Тулли бросил в его сторону раздраженный взгляд и слегка повысил голос:
- Я рассказал вам еще далеко не все. Будь любезен, мастер Элгон, до поры до времени придержать язык за зубами. Я стал невольным попутчиком Ксомича в его мысленном путешествии в родные земли. Он отчетливо представил себе животных, которые любому из нас с вами могли бы лишь пригрезиться в ночном кошмаре. У них по шесть ног, и соплеменники Ксомича запрягают их в телеги и повозки. Есть там и другие существа, которые выглядят как нечто среднее между нашими насекомыми и пресмыкающимися, но при этом обладают даром речи! В стране, откуда он родом, похоже, почти круглый год стоит иссушающая жара. Перед самой своей кончиной, когда взор его уже застилала смертная пелена, он вспомнил свое солнце, и оно яркими, жгучими лучами осветило последние мгновения его жизни. Так вот, их солнце, каким видел его Ксомич, а вместе с ним и я, гораздо больше нашего и имеет какой-то странный зеленоватый оттенок.
Нет, - заключил отец Тулли, покачав головой, - человек этот вовсе не житель нашей планеты.
Присутствующие не могли не поверить в правдивость его слов, настолько убедителен был тон, каким он произнес их. Спокойная уверенность отца Тулли произвела на них гораздо более гнетущее впечатление, чем если бы он поведал о воспоминаниях чужеземца с надрывом, горестными восклицаниями и заламыванием рук.
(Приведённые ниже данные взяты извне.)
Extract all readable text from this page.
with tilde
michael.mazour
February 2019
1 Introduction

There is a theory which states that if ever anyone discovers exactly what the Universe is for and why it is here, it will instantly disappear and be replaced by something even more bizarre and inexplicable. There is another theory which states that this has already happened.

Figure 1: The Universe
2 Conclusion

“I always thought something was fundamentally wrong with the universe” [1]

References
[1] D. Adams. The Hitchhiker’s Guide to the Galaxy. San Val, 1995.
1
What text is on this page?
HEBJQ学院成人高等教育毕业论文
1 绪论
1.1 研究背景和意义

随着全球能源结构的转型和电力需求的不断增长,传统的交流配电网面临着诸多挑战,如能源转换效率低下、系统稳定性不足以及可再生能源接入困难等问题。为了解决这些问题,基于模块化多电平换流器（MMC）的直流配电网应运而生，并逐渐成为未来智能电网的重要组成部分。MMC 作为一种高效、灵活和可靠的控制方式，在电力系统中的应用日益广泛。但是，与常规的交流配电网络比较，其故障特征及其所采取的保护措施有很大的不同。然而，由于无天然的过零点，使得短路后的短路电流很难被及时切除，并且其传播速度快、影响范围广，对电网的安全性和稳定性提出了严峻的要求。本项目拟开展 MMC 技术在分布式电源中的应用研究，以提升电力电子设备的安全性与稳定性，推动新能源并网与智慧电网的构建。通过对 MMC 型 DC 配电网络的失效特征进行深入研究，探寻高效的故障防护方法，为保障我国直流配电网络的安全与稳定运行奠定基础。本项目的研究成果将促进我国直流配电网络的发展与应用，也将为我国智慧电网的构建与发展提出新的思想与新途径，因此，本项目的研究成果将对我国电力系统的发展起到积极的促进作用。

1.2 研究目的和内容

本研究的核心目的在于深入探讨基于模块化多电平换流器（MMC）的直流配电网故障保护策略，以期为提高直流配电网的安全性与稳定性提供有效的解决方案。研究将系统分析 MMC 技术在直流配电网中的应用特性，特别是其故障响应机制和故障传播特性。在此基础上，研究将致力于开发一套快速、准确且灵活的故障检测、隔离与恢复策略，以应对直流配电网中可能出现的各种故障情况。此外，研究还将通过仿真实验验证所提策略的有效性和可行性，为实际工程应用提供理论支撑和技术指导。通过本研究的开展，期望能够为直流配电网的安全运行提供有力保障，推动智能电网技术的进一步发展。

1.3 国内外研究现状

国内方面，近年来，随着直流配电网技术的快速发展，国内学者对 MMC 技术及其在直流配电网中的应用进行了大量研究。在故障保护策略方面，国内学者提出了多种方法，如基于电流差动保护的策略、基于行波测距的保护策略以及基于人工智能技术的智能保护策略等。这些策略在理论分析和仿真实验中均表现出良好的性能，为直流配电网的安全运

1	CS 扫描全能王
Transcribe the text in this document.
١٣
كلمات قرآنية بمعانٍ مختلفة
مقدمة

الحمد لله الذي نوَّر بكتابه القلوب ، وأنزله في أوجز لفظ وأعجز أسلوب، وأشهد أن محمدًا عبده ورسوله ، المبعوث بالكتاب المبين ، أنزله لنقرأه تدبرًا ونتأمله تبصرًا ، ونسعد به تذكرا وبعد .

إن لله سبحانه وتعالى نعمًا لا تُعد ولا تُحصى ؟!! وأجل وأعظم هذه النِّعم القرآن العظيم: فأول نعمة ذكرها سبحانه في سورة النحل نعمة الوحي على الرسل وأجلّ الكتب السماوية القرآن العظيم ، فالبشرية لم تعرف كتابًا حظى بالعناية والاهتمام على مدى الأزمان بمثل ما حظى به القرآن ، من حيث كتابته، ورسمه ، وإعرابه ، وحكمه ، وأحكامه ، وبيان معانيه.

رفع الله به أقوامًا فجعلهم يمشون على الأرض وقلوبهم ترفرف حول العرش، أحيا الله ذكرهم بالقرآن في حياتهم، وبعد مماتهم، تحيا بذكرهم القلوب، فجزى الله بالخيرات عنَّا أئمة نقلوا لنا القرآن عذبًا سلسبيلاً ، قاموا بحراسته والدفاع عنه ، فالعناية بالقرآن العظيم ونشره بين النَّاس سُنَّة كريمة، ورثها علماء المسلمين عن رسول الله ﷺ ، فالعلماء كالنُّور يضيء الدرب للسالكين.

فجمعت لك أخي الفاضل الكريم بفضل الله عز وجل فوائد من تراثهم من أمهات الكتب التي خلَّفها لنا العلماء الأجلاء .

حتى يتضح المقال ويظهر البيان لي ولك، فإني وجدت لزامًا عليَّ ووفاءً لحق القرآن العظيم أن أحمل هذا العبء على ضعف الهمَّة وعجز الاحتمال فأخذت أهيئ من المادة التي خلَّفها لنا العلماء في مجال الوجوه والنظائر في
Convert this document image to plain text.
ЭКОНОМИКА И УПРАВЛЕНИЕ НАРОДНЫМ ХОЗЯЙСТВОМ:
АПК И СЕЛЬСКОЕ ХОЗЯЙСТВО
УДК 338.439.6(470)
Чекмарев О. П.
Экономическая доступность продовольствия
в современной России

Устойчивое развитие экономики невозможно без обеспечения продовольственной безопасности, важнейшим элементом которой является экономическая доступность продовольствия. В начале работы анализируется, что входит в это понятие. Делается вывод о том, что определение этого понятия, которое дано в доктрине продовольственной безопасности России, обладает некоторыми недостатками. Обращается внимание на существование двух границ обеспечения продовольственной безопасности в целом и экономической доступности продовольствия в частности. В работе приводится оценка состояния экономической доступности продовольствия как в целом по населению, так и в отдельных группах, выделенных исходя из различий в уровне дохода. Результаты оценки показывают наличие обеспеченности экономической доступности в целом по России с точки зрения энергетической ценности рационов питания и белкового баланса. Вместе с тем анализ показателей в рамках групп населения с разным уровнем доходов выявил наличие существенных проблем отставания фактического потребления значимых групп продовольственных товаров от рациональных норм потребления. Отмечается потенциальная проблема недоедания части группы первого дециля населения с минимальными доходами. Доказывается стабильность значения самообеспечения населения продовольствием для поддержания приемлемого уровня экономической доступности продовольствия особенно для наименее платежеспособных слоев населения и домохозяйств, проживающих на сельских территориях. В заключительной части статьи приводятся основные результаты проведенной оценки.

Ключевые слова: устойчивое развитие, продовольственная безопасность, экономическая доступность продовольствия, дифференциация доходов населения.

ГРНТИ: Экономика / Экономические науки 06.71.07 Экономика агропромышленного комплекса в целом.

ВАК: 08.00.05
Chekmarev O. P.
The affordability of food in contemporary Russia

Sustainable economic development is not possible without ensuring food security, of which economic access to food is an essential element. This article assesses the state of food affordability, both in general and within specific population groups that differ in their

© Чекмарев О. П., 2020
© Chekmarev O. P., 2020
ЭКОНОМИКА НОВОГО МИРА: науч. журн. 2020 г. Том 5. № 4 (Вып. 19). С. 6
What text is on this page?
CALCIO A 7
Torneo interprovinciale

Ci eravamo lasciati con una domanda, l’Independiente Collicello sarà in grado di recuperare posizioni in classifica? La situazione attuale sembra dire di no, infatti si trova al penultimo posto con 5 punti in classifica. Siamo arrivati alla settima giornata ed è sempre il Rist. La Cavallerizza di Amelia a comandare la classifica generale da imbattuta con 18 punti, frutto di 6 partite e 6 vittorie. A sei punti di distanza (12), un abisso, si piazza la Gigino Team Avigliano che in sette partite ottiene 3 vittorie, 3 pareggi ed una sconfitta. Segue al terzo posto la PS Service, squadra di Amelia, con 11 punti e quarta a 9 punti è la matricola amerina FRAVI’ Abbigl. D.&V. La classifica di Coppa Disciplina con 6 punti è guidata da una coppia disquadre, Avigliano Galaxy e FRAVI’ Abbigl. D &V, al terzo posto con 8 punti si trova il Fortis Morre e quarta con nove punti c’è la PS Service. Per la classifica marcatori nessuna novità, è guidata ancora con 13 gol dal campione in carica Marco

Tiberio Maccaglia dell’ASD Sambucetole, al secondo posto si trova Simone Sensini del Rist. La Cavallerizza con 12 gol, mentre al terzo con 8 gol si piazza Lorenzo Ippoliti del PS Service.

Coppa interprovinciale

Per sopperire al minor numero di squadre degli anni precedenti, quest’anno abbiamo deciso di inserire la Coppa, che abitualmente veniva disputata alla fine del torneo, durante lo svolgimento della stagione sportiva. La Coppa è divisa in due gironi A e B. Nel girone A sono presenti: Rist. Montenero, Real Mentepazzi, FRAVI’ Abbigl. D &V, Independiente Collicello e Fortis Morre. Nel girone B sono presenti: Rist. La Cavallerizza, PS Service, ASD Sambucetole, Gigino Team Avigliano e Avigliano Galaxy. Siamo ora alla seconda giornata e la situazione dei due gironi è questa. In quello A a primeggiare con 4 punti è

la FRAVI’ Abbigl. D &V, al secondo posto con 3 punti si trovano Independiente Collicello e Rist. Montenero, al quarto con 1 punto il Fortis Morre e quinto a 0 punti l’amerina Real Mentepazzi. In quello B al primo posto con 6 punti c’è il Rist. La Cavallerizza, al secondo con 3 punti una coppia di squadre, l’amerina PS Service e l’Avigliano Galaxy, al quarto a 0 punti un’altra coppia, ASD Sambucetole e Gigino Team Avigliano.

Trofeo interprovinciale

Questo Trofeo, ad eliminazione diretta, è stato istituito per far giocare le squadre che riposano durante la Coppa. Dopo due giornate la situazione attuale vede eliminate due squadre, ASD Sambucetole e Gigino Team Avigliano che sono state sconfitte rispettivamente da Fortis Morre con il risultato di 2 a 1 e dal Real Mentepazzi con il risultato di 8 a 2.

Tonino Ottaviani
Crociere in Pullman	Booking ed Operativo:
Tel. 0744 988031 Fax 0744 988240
В просторном помещении воцарилось мрачное, тягостное молчание. Каждый из собравшихся на свой лад осмысливал услышанное. Оба мальчика, стоявшие возле массивных дверей, понурились и боялись даже шелохнуться. Никто не решался заговорить, словно опасаясь, что любые вопросы и обсуждения придадут рассказу отца Тулли угрожающе реальные очертания, тогда как безмолвное неприятие, напротив, поможет забыть о тревожном известии или отнестись к нему, как к не заслуживающему внимания предсмертному бреду чужеземца по имени Ксомич.
Встав из-за стола, Боуррик подошел к окну, из которого открывался вид на высокую стену замковой башни. Он устремил на нее неподвижный взор, словно надеясь, что трещины старинной каменной кладки сплетутся в слова, которые составят ответы на мучившие его вопросы. После долгого раздумья он обернулся и отрывисто спросил:
- Как они проникли к нам, Тулли?
Священник пожал плечами:
- Возможно, Кулган сумеет объяснить нам это. Насколько я могу судить, события развивались в следующем порядке: корабль попал в шторм, капитан и матросы были смыты за борт огромной волной. Тогда этот Всемогущий, кем бы он ни был, прибег к своему искусству и произнес заклинание, чтобы перенести судно в более спокойное море, или прекратить шторм, или воздействовать на окружающее каким-то иным манером. Результатом же этих его манипуляций явилось то, что их корабль попал на нашу планету, к подножию Грозы моряка. Судя по всему, за время этого перемещения он не потерял той скорости движения, какую придали ему штормовые волны, а наш западный ветер лишь увеличил ее.
Добавьте к этому, что корабль остался без капитана и матросов, вот потому и вышло, что он понесся прямехонько на скалы. Хотя я не удивился бы, если б оказалось, что его разорвало пополам во время проникновения из их мира в наш.
Фэннон протестующе взмахнул рукой и произнес:
- Из другого мира... Нет, как хочешь, но это звучит не правдоподобно!
Старый священник удрученно покачал головой и со вздохом возразил:
- Факты говорят о другом, мастер Фэннон! У ишапианцев хранятся старинные свитки, которые являются копиями гораздо более древних хроник, а те в свою очередь списаны с еще древнейших, восходящих ко временам Войн Хаоса. В них упоминаются другие миры и другие измерения, а также некоторые понятия, смысл коих нынче уже утрачен. Лишь одно остается ясным и непреложным: в этих летописях утверждается, что некогда люди совершали путешествия на другие планеты и что на Мидкемию являлись пришельцы из других миров. Эти сведения в течение многих столетий считались вымыслом, и религиозные дебаты о природе подобных суеверий ведутся по сей день. - Тулли помолчал и обвел внимательным взглядом присутствующих. - Похоже, однако, что отныне нам поневоле придется признать их чистейшей правдой.
Я сам, бывало, смеялся над этими повествованиями, но стоило мне проникнуть в мысли и чувства умиравшего Ксомича, и я невольно вспомнил все, о чем говорится в ишапианских манускриптах.
Боуррик подошел к своему стулу и оперся ладонями о его высокую спинку.